ASPB, a non-profit science society with a membership of nearly 6,000
scientists from the United States and more than 50 other nations, is
dedicated to advancing research, education and outreach in the plant
sciences. The society publishes two of the most widely cited plant science
journals: Plant Physiology and The Plant Cell.
Robin L. Jarrett, professor of human and
community development, has accepted an invitation to serve as a member
of the Social Sciences, Nursing, Epidemiology and Methods Study Section,
Center for Scientific Review, through June 30, 2006. Members are selected
on the basis of their demonstrated competence and achievement in their
scientific discipline as evidenced by the quality of research accomplishments,
publications in scientific journals, and other significant scientific
activities, achievements and honors.
Marvin R. Paulsen, professor of agricultural
engineering, was inducted as a fellow by the American Society of Agricultural
Engineers at its summer 2002 ASAE Meeting in Chicago. Paulsen has contributed
greatly to the body of knowledge regarding grain quality, grain quality
measurements and the effects of drying, handling and transport on quality
changes, which has benefited grain handlers, processors, equipment manufacturers,
importers and exporters, agri-business firms and agricultural producers
around the world.
Sonya Salamon, professor of human and community
development, has been appointed for a three-year term to the National
Research Council’s Board on Agriculture and Natural Resources.
The term runs through 2005. Salamon also completed her one-year term
as president of the Rural Sociological Society in August.
Carolyn Ashton, youth development educator,
and Cathy Ludolph, 4-H program assistant
for the UI Extension’s Peoria County Unit, received a national
award for "Excellence in 4-H Club Support Team Award." The
award is given by the National Association of Extension 4-H Agents.

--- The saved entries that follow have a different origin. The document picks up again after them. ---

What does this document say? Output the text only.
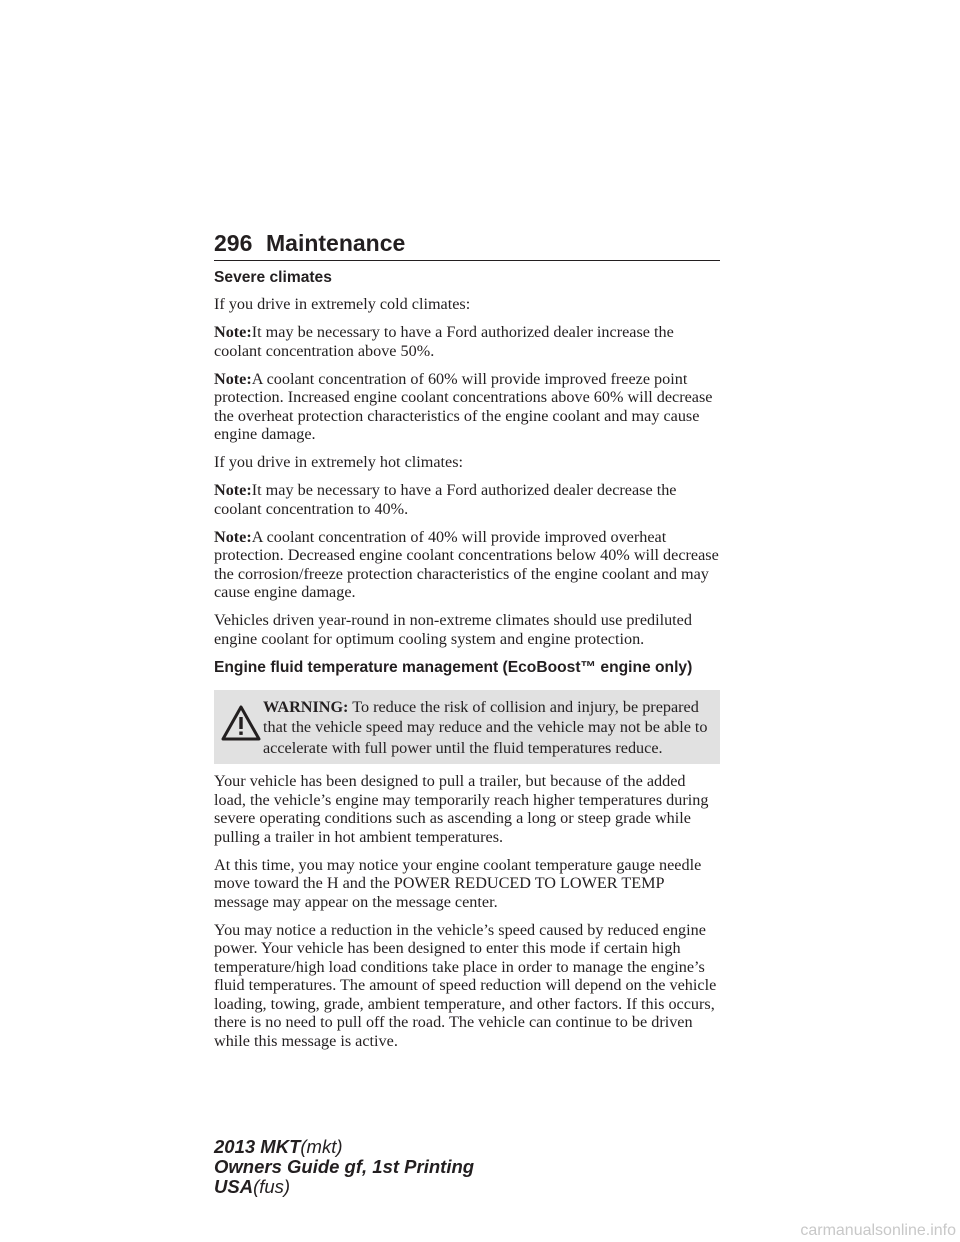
296 Maintenance
Severe climates

If you drive in extremely cold climates:

Note:It may be necessary to have a Ford authorized dealer increase the coolant concentration above 50%.

Note:A coolant concentration of 60% will provide improved freeze point protection. Increased engine coolant concentrations above 60% will decrease the overheat protection characteristics of the engine coolant and may cause engine damage.

If you drive in extremely hot climates:

Note:It may be necessary to have a Ford authorized dealer decrease the coolant concentration to 40%.

Note:A coolant concentration of 40% will provide improved overheat protection. Decreased engine coolant concentrations below 40% will decrease the corrosion/freeze protection characteristics of the engine coolant and may cause engine damage.

Vehicles driven year-round in non-extreme climates should use prediluted engine coolant for optimum cooling system and engine protection.

Engine fluid temperature management (EcoBoost™ engine only)
WARNING: To reduce the risk of collision and injury, be prepared that the vehicle speed may reduce and the vehicle may not be able to accelerate with full power until the fluid temperatures reduce.

Your vehicle has been designed to pull a trailer, but because of the added load, the vehicle’s engine may temporarily reach higher temperatures during severe operating conditions such as ascending a long or steep grade while pulling a trailer in hot ambient temperatures.

At this time, you may notice your engine coolant temperature gauge needle move toward the H and the POWER REDUCED TO LOWER TEMP message may appear on the message center.

You may notice a reduction in the vehicle’s speed caused by reduced engine power. Your vehicle has been designed to enter this mode if certain high temperature/high load conditions take place in order to manage the engine’s fluid temperatures. The amount of speed reduction will depend on the vehicle loading, towing, grade, ambient temperature, and other factors. If this occurs, there is no need to pull off the road. The vehicle can continue to be driven while this message is active.

2013 MKT(mkt)
Owners Guide gf, 1st Printing
USA(fus)
carmanualsonline.info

The award recognizes the accomplishment of increasing 4-H Community
Clubs by 93 percent, increasing 4-H Community Club membership by 43
percent and increasing 4-H Community Club volunteers by 142 percent.
Ashton and Ludolph bring the 4-H Club Program to urban areas in Peoria
County, namely low-income, high minority-populated areas that were unfamiliar
with 4-H Community Club opportunities.